Solvent-mediated extraction of phenolics from mid-level oxygen content pyrolysis oils

Authors: Elkasabi, Yaseen; Mullen, Charles; Strahan, Gary

Submitted to: BioEnergy Research
Publication Type: Peer Reviewed Journal
Publication Acceptance Date: 4/12/2024
Publication Date: 4/25/2024
Citation: Elkasabi, Y.M., Mullen, C.A., Strahan, G.D. 2024. Solvent-mediated extraction of phenolics from mid-level oxygen content pyrolysis oils. BioEnergy Research. https://doi.org/10.1007/s12155-024-10756-1.
DOI: https://doi.org/10.1007/s12155-024-10756-1

Interpretive Summary: Pyrolysis is a high-temperature process for converting crop waste into oils ('bio-oils'). These bio-oils are made of many different chemicals and have the potential to become high value. In order for that to happen, we need ways to separate bio-oils into different types of chemicals. Depending on the process conditions used, the oxygen content of bio-oils will vary. We have recently produced oils with about 15-20% oxygen, a moderate level, but also a unique composition compared with those produced at other pyrolysis conditions. Therefore these oils will require new methods of separation, which we have tested in this work. We found that these moderate level oxygen bio-oils can separate even without heating or boiling the oils, which is what was typically required previously. We also found that, once the bio-oil is separated into categories of chemicals, these groups can more easily react to form higher value chemicals. These findings can help make better use of agricultural wastes, which can provide more sources of revenue for bio-oil refiners.
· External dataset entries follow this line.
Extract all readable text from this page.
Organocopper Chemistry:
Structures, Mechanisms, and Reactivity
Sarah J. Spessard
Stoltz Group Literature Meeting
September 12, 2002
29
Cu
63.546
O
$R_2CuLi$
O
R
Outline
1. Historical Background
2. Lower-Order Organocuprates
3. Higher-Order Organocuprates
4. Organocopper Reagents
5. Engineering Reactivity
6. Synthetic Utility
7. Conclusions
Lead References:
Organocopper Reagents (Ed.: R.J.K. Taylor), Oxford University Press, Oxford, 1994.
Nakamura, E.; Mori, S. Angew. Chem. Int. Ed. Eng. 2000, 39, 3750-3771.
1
Technical Abstract: Technologies for producing renewable fuels and chemicals rely on the production of stable intermediates. For thermochemical technologies, pyrolysis of biomass produces oils that must compromise between carbon yield and oil quality. Bio-oil extraction has largely focused on regular bio-oils (~33 wt% O) and partially deoxygenated oils (< 12 wt% O). Mid-level oxygen (MLO) bio-oils produced from switchgrass were characterized for their ability to separate into phenolic-rich fractions. Toluene-soluble portions of the oils underwent NaOH extraction to extract one-ring phenolics, while toluene-insoluble portions were fractionated with isopropyl alcohol (IPA). While phenolic extraction proceeded without distillation (having been a prerequisite for partially deoxygenated bio-oils), the efficiency of extraction was less than optimal, owing to the presence of other oxygenated compounds in the hydrocarbon-rich fraction. Both IPA insoluble and soluble fractions underwent solvent liquefaction reactions with base additives. While water as a reaction medium produced greater concentrations of phenols than methanol, addition of sodium carbonate produced narrower product distributions of phenols and inhibited formation of benzenediols.